Second Person With Measles Dies as Doctors Worry About RFK Jr. Effect
Robert F. Kennedy Jr. refuses to endorse widespread vaccination against the deadly disease.

An unvaccinated adult in New Mexico with measles has died, local health department officials reported Thursday. The cause of death has not yet been identified, though this would be the second death so far from the (until recently) rare disease.
The individual—whose name, age, and sex were not released by local authorities—is the second person to die from the virus amid a growing outbreak along the New Mexico-Texas border, sparking widespread concern among doctors that the federal government’s response is simply not enough to halt the spread of measles.
Last week, an unvaccinated 6-year-old child in west Texas died of measles. It was the first instance in which someone has died from the viral illness in the U.S. in a decade. At least 159 infections have been reported in the Lone Star State in the current outbreak, according to data from the Texas Department of State Health Services. The vast majority of those infected—nearly 80 percent—are under the age of 17.
In response, Department of Health and Human Services Secretary Robert F. Kennedy has placed an emphasis on treating the disease with vitamin A supplements, rather than encouraging the local unvaccinated population to receive an immunization against the disease.
In an interview with Fox News on Tuesday, Kennedy claimed that local Texas doctors were “getting very, very good results” by treating their measles patients with steroids and cod liver oil.
But while health officials agree that vitamin A and other treatments can add a slight boost to one’s immune system, they stress that it’s not a replacement for a vaccine that has practically erased the highly contagious, incurable disease from public consciousness for more than a half century.
“Mentions of cod liver oil and vitamins [are] just distracting people away from what the single message should be, which is to increase the vaccination rate,” Dr. Amesh Adalja, an infectious disease physician and senior scholar with the Johns Hopkins Center for Health Security, told NPR.
Other medical professionals argued that advising children—who, again, are the bulk of those infected—to maintain high doses of vitamin A for extended periods of time isn’t just misguided but also potentially dangerous.
“Vitamin A can accumulate in the body,” Dr.

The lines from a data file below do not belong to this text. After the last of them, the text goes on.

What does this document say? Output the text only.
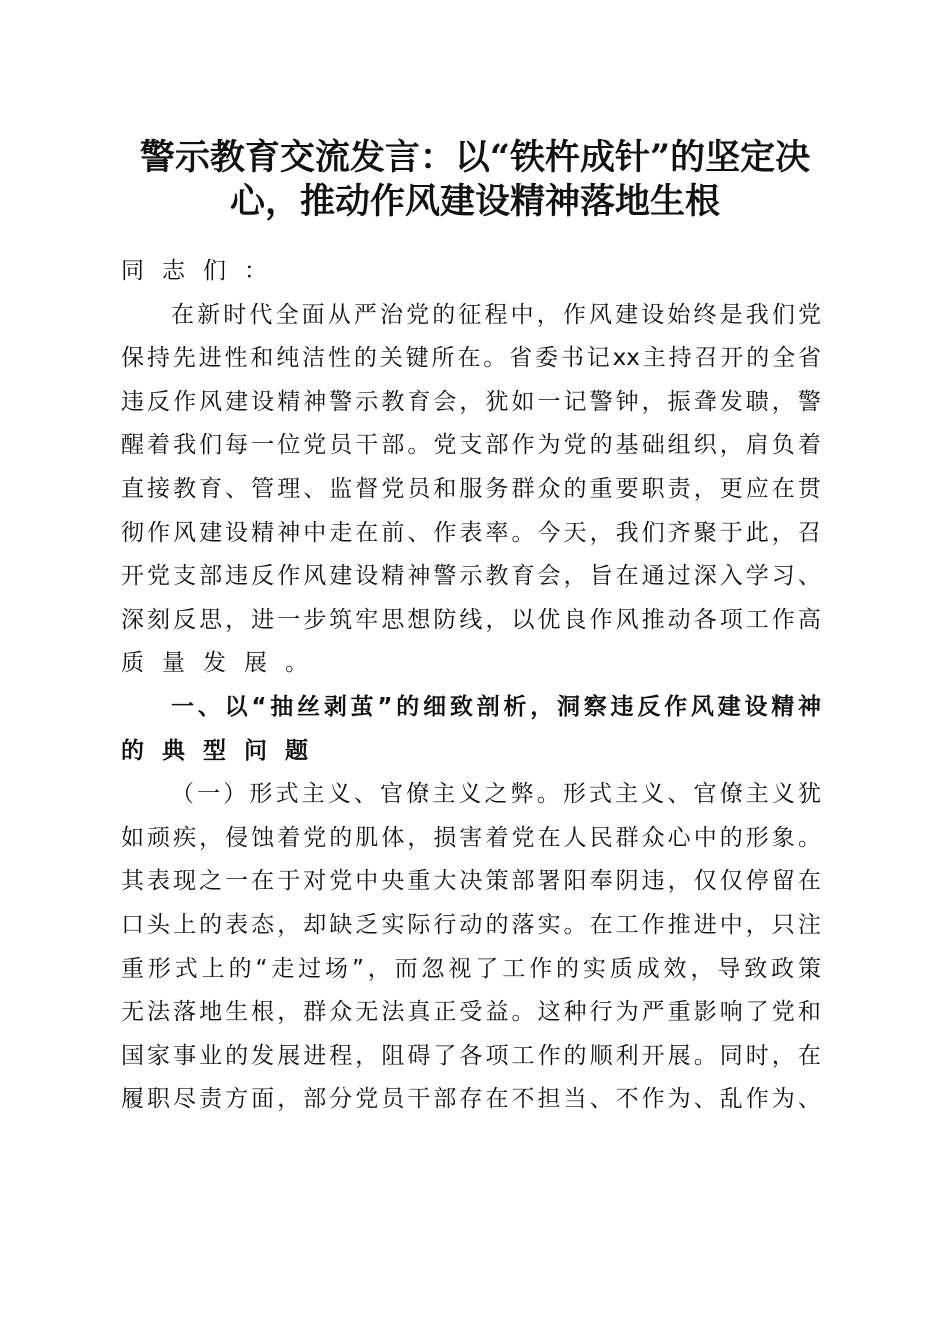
警示教育交流发言：以“铁杵成针”的坚定决
心，推动作风建设精神落地生根
同志们：
在 新 时 代 全 面 从 严 治 党 的 征 程 中 ， 作 风 建 设 始 终 是 我 们 党
保 持 先 进 性 和 纯 洁 性 的 关 键 所 在 。 省 委 书 记 xx 主 持 召 开 的 全 省
违 反 作 风 建 设 精 神 警 示 教 育 会 ， 犹 如 一 记 警 钟 ， 振 聋 发 聩 ， 警
醒 着 我 们 每 一 位 党 员 干 部 。 党 支 部 作 为 党 的 基 础 组 织 ， 肩 负 着
直 接 教 育 、 管 理 、 监 督 党 员 和 服 务 群 众 的 重 要 职 责 ， 更 应 在 贯
彻 作 风 建 设 精 神 中 走 在 前 、 作 表 率 。 今 天 ， 我 们 齐 聚 于 此 ， 召
开 党 支 部 违 反 作 风 建 设 精 神 警 示 教 育 会 ， 旨 在 通 过 深 入 学 习 、
深 刻 反 思 ， 进 一 步 筑 牢 思 想 防 线 ， 以 优 良 作 风 推 动 各 项 工 作 高
质量发展。
一 、 以 “ 抽 丝 剥 茧 ” 的 细 致 剖 析 ， 洞 察 违 反 作 风 建 设 精 神
的典型问题
（ 一 ） 形 式 主 义 、 官 僚 主 义 之 弊 。 形 式 主 义 、 官 僚 主 义 犹
如 顽 疾 ， 侵 蚀 着 党 的 肌 体 ， 损 害 着 党 在 人 民 群 众 心 中 的 形 象 。
其 表 现 之 一 在 于 对 党 中 央 重 大 决 策 部 署 阳 奉 阴 违 ， 仅 仅 停 留 在
口 头 上 的 表 态 ， 却 缺 乏 实 际 行 动 的 落 实 。 在 工 作 推 进 中 ， 只 注
重 形 式 上 的 “ 走 过 场 ” ， 而 忽 视 了 工 作 的 实 质 成 效 ， 导 致 政 策
无 法 落 地 生 根 ， 群 众 无 法 真 正 受 益 。 这 种 行 为 严 重 影 响 了 党 和
国 家 事 业 的 发 展 进 程 ， 阻 碍 了 各 项 工 作 的 顺 利 开 展 。 同 时 ， 在
履 职 尽 责 方 面 ， 部 分 党 员 干 部 存 在 不 担 当 、 不 作 为 、 乱 作 为 、
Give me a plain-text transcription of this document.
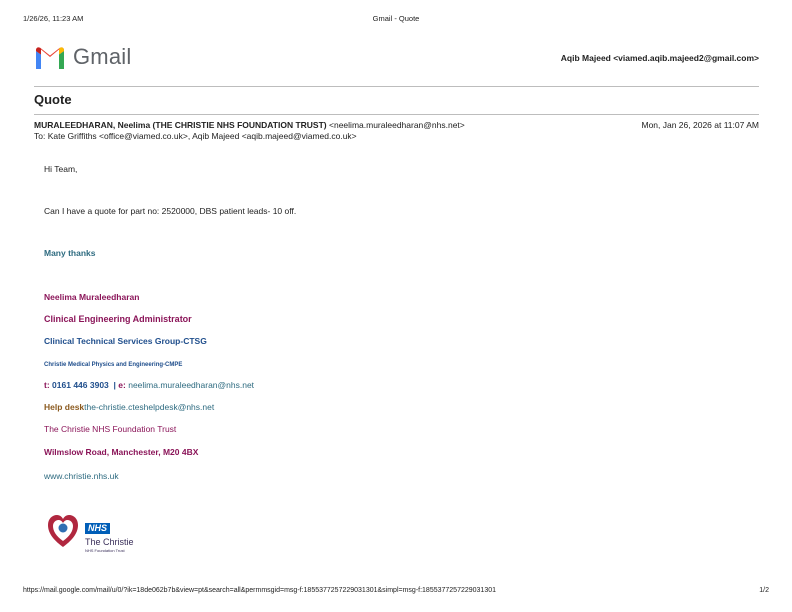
1/26/26, 11:23 AM	Gmail - Quote
Gmail	Aqib Majeed <viamed.aqib.majeed2@gmail.com>
Quote
MURALEEDHARAN, Neelima (THE CHRISTIE NHS FOUNDATION TRUST) <neelima.muraleedharan@nhs.net>	Mon, Jan 26, 2026 at 11:07 AM
To: Kate Griffiths <office@viamed.co.uk>, Aqib Majeed <aqib.majeed@viamed.co.uk>
Hi Team,
Can I have a quote for part no: 2520000, DBS patient leads- 10 off.
Many thanks
Neelima Muraleedharan
Clinical Engineering Administrator
Clinical Technical Services Group-CTSG
Christie Medical Physics and Engineering-CMPE
t: 0161 446 3903 | e: neelima.muraleedharan@nhs.net
Help deskthe-christie.cteshelpdesk@nhs.net
The Christie NHS Foundation Trust
Wilmslow Road, Manchester, M20 4BX
www.christie.nhs.uk
NHS
The Christie
NHS Foundation Trust
https://mail.google.com/mail/u/0/?ik=18de062b7b&view=pt&search=all&permmsgid=msg-f:1855377257229031301&simpl=msg-f:1855377257229031301	1/2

Adam Ratner, a member of the infectious disease committee of the American Academy of Pediatrics, told NPR. “It can be toxic to the liver. It can have effects that you don’t want for your child.” That could include liver damage, fatigue, hair loss, and headaches.

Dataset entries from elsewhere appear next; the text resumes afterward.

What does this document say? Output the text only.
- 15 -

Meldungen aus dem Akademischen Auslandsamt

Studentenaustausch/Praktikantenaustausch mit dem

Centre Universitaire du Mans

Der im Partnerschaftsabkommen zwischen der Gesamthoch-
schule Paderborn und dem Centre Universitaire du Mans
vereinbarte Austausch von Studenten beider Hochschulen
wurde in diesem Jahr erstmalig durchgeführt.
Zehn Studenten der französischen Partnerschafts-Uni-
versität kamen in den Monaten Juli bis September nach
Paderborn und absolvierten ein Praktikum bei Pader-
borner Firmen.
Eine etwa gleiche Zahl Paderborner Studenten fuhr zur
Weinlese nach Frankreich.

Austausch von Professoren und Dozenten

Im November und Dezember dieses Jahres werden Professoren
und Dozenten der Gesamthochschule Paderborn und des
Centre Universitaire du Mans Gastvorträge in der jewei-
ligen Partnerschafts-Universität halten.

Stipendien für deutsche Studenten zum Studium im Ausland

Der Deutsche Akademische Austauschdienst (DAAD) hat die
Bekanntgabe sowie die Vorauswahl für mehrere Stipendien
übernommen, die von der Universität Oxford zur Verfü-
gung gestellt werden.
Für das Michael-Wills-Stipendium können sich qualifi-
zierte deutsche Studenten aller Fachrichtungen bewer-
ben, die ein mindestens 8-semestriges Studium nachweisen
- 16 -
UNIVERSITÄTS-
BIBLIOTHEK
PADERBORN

Before last week, the last person to succumb to the disease died in 2015, during a less severe outbreak in Clallam County, Washington, in which a couple dozen people were infected. Measles was identified as the cause of death for the unidentified woman during an autopsy, which found that she had “several other health conditions and was on medications that contributed to a suppressed immune system,” the state health department said at the time.

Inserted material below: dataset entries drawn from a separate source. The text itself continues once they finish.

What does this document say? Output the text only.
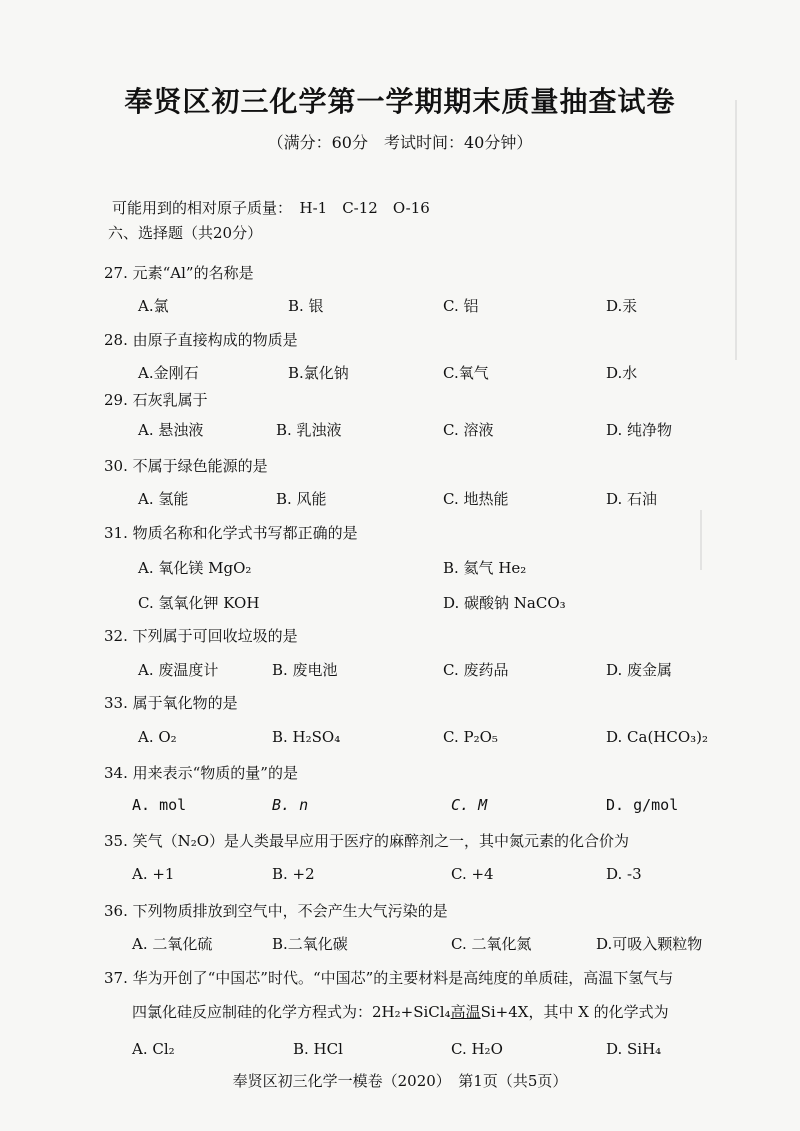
奉贤区初三化学第一学期期末质量抽查试卷
（满分：60分　考试时间：40分钟）
可能用到的相对原子质量：　H-1　C-12　O-16
六、选择题（共20分）
27. 元素“Al”的名称是
A.氯	B. 银	C. 铝	D.汞
28. 由原子直接构成的物质是
A.金刚石	B.氯化钠	C.氧气	D.水
29. 石灰乳属于
A. 悬浊液	B. 乳浊液	C. 溶液	D. 纯净物
30. 不属于绿色能源的是
A. 氢能	B. 风能	C. 地热能	D. 石油
31. 物质名称和化学式书写都正确的是
A. 氧化镁 MgO₂	B. 氦气 He₂
C. 氢氧化钾 KOH	D. 碳酸钠 NaCO₃
32. 下列属于可回收垃圾的是
A. 废温度计	B. 废电池	C. 废药品	D. 废金属
33. 属于氧化物的是
A. O₂	B. H₂SO₄	C. P₂O₅	D. Ca(HCO₃)₂
34. 用来表示“物质的量”的是
A. mol	B. n	C. M	D. g/mol
35. 笑气（N₂O）是人类最早应用于医疗的麻醉剂之一，其中氮元素的化合价为
A. +1	B. +2	C. +4	D. -3
36. 下列物质排放到空气中，不会产生大气污染的是
A. 二氧化硫	B.二氧化碳	C. 二氧化氮	D.可吸入颗粒物
37. 华为开创了“中国芯”时代。“中国芯”的主要材料是高纯度的单质硅，高温下氢气与
四氯化硅反应制硅的化学方程式为：2H₂+SiCl₄高温Si+4X，其中 X 的化学式为
A. Cl₂	B. HCl	C. H₂O	D. SiH₄
奉贤区初三化学一模卷（2020）　第1页（共5页）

It wouldn’t be the first measles response that Kennedy has bungled, however. Children’s Health Defense—under Kennedy’s stewardship—had its own questionable history with the disease. Preceding a deadly measles outbreak on Samoa in 2019, the nonprofit spread rampant misinformation about the efficacy of vaccines throughout the nation, sending the island’s vaccination rate plummeting from the 60–70 percent range to just 31 percent, according to Mother Jones. That year, the country reported 5,707 cases of measles as well as 83 measles-related deaths, the majority of which were children under the age of 5.
As a reminder: Since their invention, vaccines have proven to be one of the greatest accomplishments of modern medicine. The medical shots are so effective at preventing illness that they have effectively eradicated some of the worst diseases from our collective culture, from rabies to polio and smallpox—a fact that has possibly fooled some into believing that the viruses and their complications aren’t a significant threat for the average, health-conscious individual.